Having promised a longtime collaborator that I would clear my plate to finish up some joint work of ours, I am swallowing my pride and tossing up the following technical point of function field arithmetic to the experts:
Let $k_0 = \mathbb{F}_2(t)$, and let $k(P)$ be a finite separable extension of $k_0$. Let $S$ be a finite set of places $v$ of $k_0$ (thus corresponding to monic irreducible polynomials in $\mathbb{F}_2[t]$ together with possibly the place at infinity). Consider the set of monic irreducible polynomials $w \in \mathbb{F}_2[t]$ with the following properties:
(i) Every place $v$ in $S$ splits completely in the quadratic Artin-Schreier extension of $k_0$ defined
by the polynomial $X^2 + X = \frac{1}{w}$, and
(ii) $w$ splits completely in $k(P)$.
Problem: Show that there are infinitely many such $w$.

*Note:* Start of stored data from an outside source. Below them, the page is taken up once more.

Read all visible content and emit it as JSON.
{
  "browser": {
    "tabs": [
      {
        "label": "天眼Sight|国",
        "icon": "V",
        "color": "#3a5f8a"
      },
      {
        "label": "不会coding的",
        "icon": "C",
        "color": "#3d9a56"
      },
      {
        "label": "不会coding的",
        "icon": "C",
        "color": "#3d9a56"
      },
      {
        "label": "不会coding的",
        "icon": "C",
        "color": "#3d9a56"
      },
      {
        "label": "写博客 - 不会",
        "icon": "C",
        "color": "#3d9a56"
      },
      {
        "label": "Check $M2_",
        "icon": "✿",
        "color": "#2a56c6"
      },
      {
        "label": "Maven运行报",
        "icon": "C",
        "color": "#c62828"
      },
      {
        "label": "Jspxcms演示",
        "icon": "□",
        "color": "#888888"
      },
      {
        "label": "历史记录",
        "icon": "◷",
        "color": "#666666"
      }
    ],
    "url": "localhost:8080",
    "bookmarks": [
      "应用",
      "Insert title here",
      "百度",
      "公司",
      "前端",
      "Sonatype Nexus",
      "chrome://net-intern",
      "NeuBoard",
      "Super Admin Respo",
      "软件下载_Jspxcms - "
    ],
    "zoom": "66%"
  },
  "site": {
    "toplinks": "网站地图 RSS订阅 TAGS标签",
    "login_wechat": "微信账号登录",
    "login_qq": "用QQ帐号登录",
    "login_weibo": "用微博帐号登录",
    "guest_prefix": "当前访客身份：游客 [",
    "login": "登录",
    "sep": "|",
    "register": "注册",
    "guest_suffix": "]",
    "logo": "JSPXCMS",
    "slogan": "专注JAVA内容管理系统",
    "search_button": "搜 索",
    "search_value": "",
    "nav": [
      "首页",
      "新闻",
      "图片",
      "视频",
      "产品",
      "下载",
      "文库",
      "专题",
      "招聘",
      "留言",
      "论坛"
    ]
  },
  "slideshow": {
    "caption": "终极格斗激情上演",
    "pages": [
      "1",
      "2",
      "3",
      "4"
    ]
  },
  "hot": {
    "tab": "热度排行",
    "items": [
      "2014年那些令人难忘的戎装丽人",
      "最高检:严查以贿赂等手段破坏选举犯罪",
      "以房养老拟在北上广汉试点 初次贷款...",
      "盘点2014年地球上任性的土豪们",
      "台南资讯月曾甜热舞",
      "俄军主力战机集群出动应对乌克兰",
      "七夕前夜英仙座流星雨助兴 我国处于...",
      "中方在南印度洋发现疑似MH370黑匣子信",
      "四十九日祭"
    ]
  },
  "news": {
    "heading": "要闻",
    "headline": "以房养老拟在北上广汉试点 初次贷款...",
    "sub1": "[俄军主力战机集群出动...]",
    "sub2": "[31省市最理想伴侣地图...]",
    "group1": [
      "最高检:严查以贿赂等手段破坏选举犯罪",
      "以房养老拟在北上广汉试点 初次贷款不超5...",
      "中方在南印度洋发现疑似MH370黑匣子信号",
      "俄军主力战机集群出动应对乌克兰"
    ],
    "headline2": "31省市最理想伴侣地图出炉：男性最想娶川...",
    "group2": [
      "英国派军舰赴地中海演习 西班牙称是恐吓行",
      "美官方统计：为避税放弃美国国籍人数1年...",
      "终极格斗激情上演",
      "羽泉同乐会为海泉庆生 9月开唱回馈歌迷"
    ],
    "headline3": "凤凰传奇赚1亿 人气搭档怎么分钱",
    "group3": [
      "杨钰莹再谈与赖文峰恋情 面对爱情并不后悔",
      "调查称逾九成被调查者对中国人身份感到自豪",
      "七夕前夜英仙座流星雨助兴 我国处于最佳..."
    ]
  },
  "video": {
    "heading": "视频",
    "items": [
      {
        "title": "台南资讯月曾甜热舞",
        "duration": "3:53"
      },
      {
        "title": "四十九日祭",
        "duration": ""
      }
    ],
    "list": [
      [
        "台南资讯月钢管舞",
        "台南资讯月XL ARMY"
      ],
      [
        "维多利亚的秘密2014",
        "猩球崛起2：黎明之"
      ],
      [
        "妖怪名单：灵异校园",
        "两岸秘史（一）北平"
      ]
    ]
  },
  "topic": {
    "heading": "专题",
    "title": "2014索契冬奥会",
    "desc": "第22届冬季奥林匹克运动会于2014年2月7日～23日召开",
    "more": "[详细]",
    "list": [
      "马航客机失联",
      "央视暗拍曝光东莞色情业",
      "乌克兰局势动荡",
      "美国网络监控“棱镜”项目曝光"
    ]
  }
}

The natural strategy is to show that the set of such $w$ satisfies some Cebotarev Chebotarev condition -- presumably it even contains the set of all primes splitting in a certain finite Galois extension of $k_0$ -- and then apply the Cebotarev Chebotarev Density Theorem in this context (e.g. Theorem 9.13A in Rosen's Number Theory in Function Fields).
I have already proved similar statements when $k_0$ is a number field or is $\mathbb{F}_p(t)$ with $p$ an odd prime: for the latter I used the Quadratic Reciprocity Law in such fields. In the present case I was trying to use Hasse's characteristic 2 Quadratic Reciprocity Law -- for which my only exposure is this nice note of K. Conrad -- but after some hours of fiddling around, I am having trouble making this work: in the above formulation at least, what is given is not exactly a reciprocity law -- i.e., it doesn't directly compare $[w,\ell_v)$ to $[\ell_v,w)$ but only establishes a certain periodicity relation which is, in the classical cases, equivalent to QR.
Many thanks if you can help me out with this! I really need it in order to complete revisions on a long overdue paper, so a solution will be worth an acknowledgment in the paper at the least.